For the first quarter, the FedEx Freight segment reported:
• Revenue of $1.26 billion, up 28% from last year’s $982 million
• Operating loss of $16 million, compared with operating income of $2 million a year ago
• Operating margin of (1.3%), compared with 0.2% the previous year

Other year-over-year numbers include 91,791 shipments per day, up 28.6% over 71,384 in F10Q1; weight per shipment of 1,134 lb compared to 1,109 lb; however, yield was $17.32 (per CWT) compared to $17.87 in F10Q1.

The real news on this call, and the topic that dominated the analysts Q&A session was the announcement that they will combine FedEx Freight and FedEx national LTL operations effective January 30, 2011. FedEx projects the cost of this restructuring to be $150m-$200m including severance costs, lease terminations and other non-cash charges.

Fred Smith mentioned that he knew of no other FedEx project that’s done as much modeling or had as much market research done as this Freight segment consolidation.
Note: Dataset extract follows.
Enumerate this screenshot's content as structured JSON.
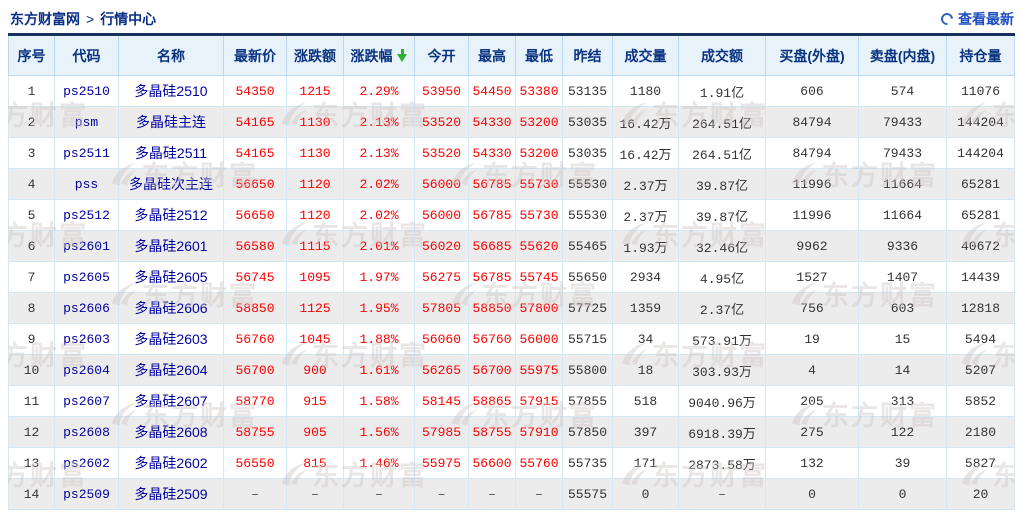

Bill Logue, President and CEO of FedEx Freight said that this has been studied closely over the last 9-months and that the Freight segment will get back to double-digit margins.
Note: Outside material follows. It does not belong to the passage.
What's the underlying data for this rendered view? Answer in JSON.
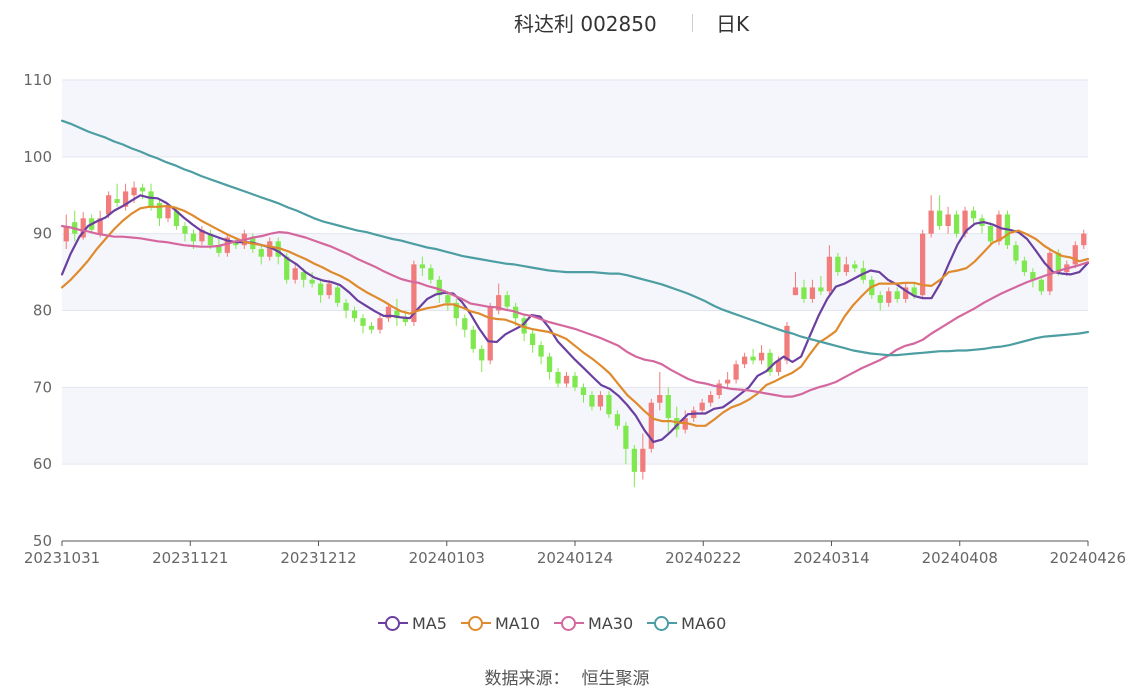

By combining the freight groups FedEx will now provide two choices of service: Priority or Economy through a single, integrated operating company to offer the customer a choice on every length of haul. This represents a significant change on how FedEx Freight goes to market.

What Does This Mean for Shippers?

Obviously, if you are a LTL shipper then today’s news will have implications which you must evaluate. FedEx selected January 30, 2011 as the date so as not to interrupt peak season. In addition, the point was clearly made that FedEx will be taking a more disciplined approach to contract pricing as well as reviewing accounts that are not performing to contract expectations.

That yield management initiative applies not only to Freight but to the Express and Ground groups as well. FedEx’s primary objective in the U.S. is not market share, it is on improving yields. Yields improve through higher fuel surcharges, increased weight per package, and rate/accessorial charge increases. With fuel projected to be relatively flat, if your weight per package is not increasing, then there’s a strong likelihood that you will be seeing rate increases higher then they have historically been.

Let me emphasize a point made in my last quarterly summary. The pendulum continues the swing from a buyer’s to a seller’s market across all transportation modes. With that, the swing from cost reduction to cost control follows.

What steps are you taking to control costs, not only in shipping rates but across your entire supply chain? It’s time to put analytics to work. You can’t manage or improve what you can’t see. Just because you can see it, do you know what to do with it? And if so, share that information in a collaborative manner to help control costs.